# Rum creek



## Coon Dog (Oct 23, 2014)

Anyone going to be there for first quota hunt ? Not been to rum creek last two years there will be five in my party hope they are rutting good luck to all hope it still has lots of deer


----------



## downwind (Nov 4, 2014)

How did the hunt go?


----------



## Semi-Pro (Nov 6, 2014)

We will be there next week.


----------



## trial&error (Nov 9, 2014)

The does I see in my yard are on alert, but not being chased yet as far as I can tell.  I live about 2 miles from rum creek just for reference.


----------



## Coon Dog (Nov 17, 2014)

Oh ya sorry guys I got a 10 pointer out of our party of 5 we checked out 4 bucks we all saw more deer we could of shot 1/4 of what was checked out if we would of been all pulling the trigger more we had a grate hunt not many checked out


----------



## trial&error (Nov 21, 2014)

Did you get my 10 pt?  I haven't seen him on camera lately.


----------



## trial&error (Nov 21, 2014)

Did it look like this one?


----------



## Coon Dog (Nov 24, 2014)

Looks similar but not the one.
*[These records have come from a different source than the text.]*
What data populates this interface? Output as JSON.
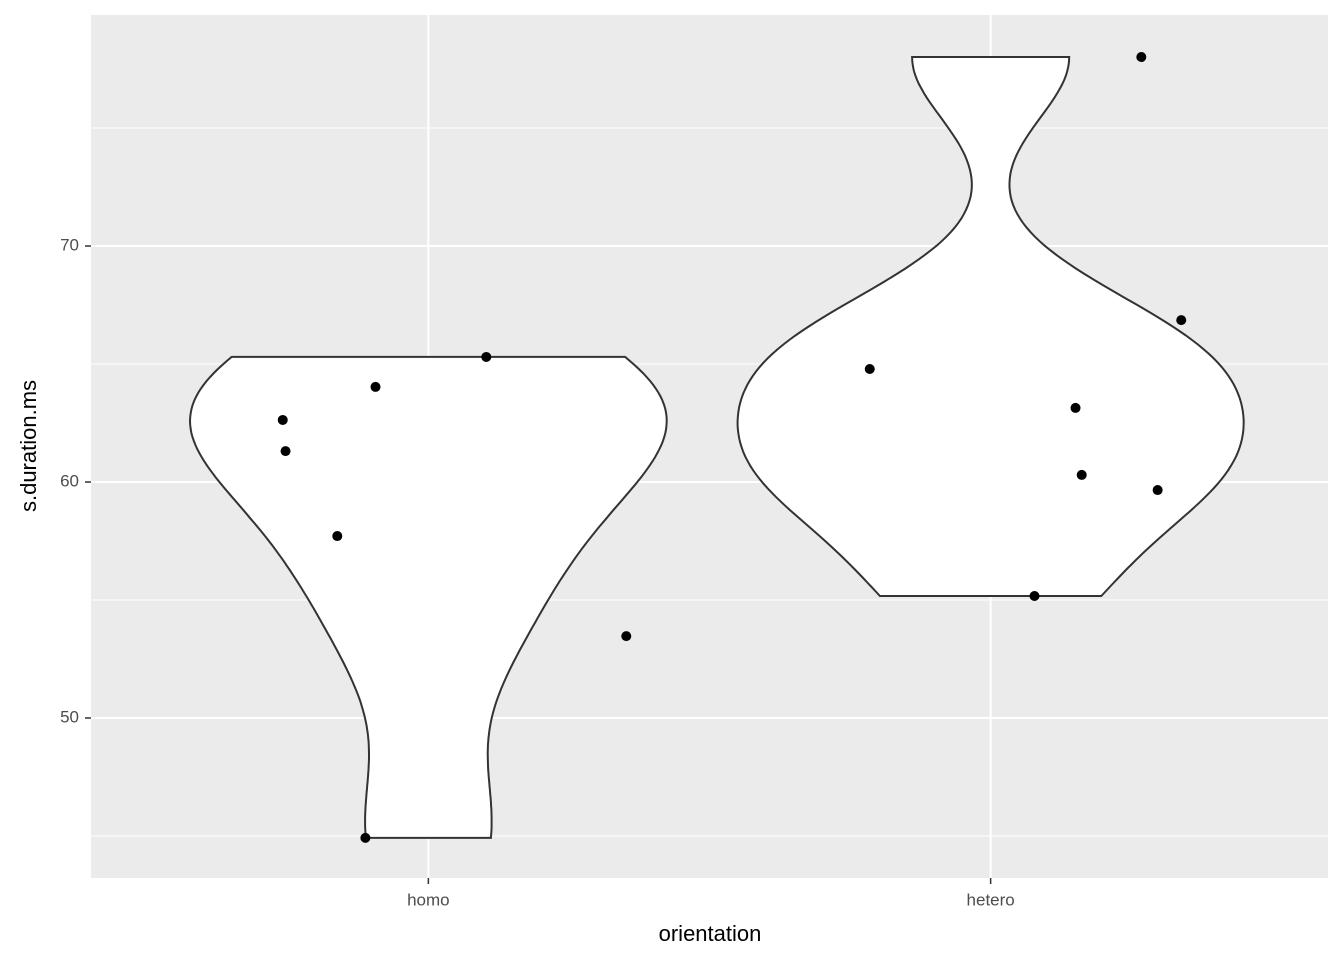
{
  "chart_data": {
    "type": "violin",
    "x_label": "orientation",
    "y_label": "s.duration.ms",
    "xlim": [
      0.4,
      2.6
    ],
    "xticks": [
      {
        "value": 1,
        "label": "homo"
      },
      {
        "value": 2,
        "label": "hetero"
      }
    ],
    "ylim": [
      43.22,
      79.79
    ],
    "yticks": [
      50,
      60,
      70
    ],
    "grid": true,
    "violin_fill": "#ffffff",
    "violin_stroke": "#333333",
    "color": "#000000",
    "series": [
      {
        "x": [
          0.741,
          0.746,
          0.906,
          1.103,
          0.838,
          1.352,
          0.888
        ],
        "values": [
          62.63,
          61.31,
          64.03,
          65.3,
          57.71,
          53.47,
          44.92
        ]
      },
      {
        "x": [
          1.785,
          2.151,
          2.162,
          2.297,
          2.078,
          2.339,
          2.268
        ],
        "values": [
          64.79,
          63.14,
          60.3,
          59.66,
          55.17,
          66.86,
          78.01
        ]
      }
    ]
  }
}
The 10 I shot g4 were not as long on mine as yours in pic . There was another guy that shot a 10 that might of been your deer look on dnr face book rum creek you will see mine and maybe his


----------



## trial&error (Nov 27, 2014)

Saw him on camera today, he's nocturnal now.


----------



## deermedic6558 (Nov 28, 2014)

*Rum Creek*

I killed this 10 point on the first hunt and seen a few does.
http://forum.gon.com/showthread.php?t=823758


----------